Posted by Robert Nowall (Member # 2764) on :
 
Re: Mecopitch: Derry, ME was a little spoiled for me by knowing there was a Derry, NH.

It's hardly the only example, but I've always been drawn to Wrightsville, in several novels by the team that wrote as "Ellery Queen." Perhaps because it reminded me of home---might be upstate New York, might be New England, either way an appreciable distance from New York City. (Some Ellery Queen novels have been put back in print recently, but, alas, not the Wrightsville ones---yet.)
 
Posted by InarticulateBabbler (Member # 4849) on :
 
Late to the party, lol, but Stephen King created Castle Rock, and Derry (as Robert mentions above), out of pieces of cities. No one runs around complaining there isn't any Castle Rock in Maine (and I live in Maine), though they might mention it with a chuckle if some out-of-stater asks about where to find it. (More than likely, the locals will just say, "Can't get there from here.")
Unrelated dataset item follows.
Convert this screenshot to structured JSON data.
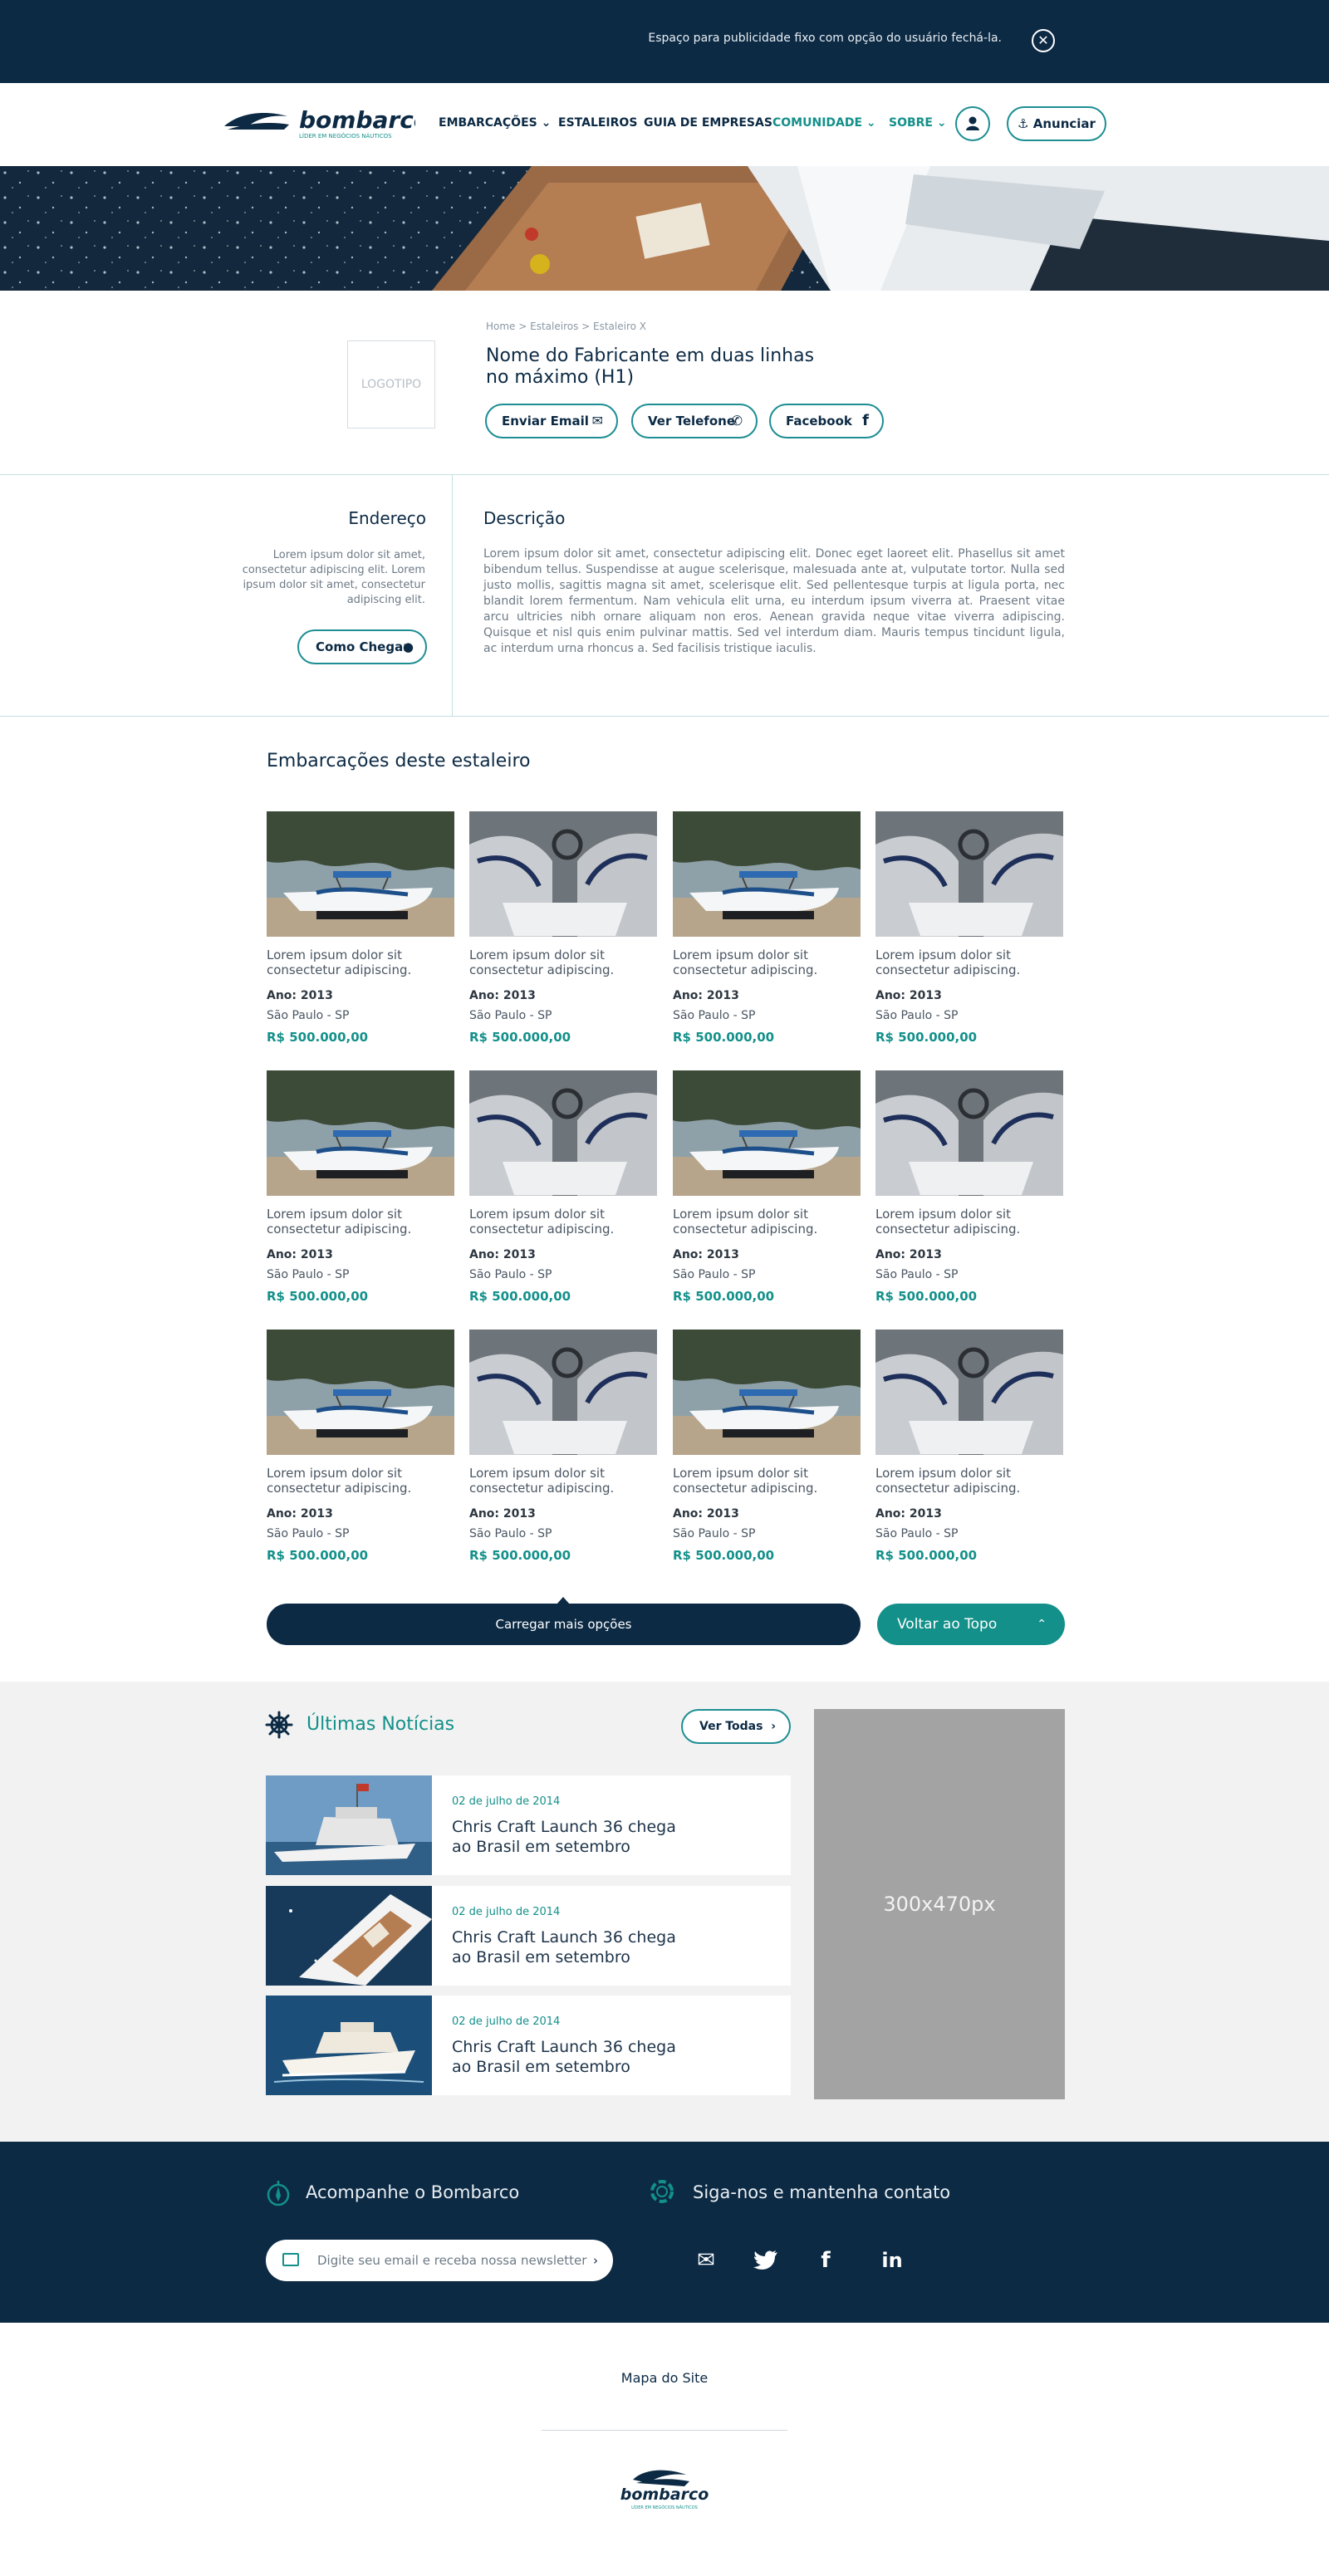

If you look up the map for the Show Castle Rock, it's located where Lewiston is (which could never be confused for Castle Rock), and they actually filmed it in Massachusetts. Mainers know. Do they care? Not really. Funny but I hear Mainers complain more about how Bangor is pronounced "Banger," and that a lot of the actors don't sound anywhere near like they're genuinely from New England.

So, don't worry about it. Make sure you get the colloquialisms right. Don't call Coke or Pepsi "soda," call it "pop," and so on. That's the type of thing they'll pick out.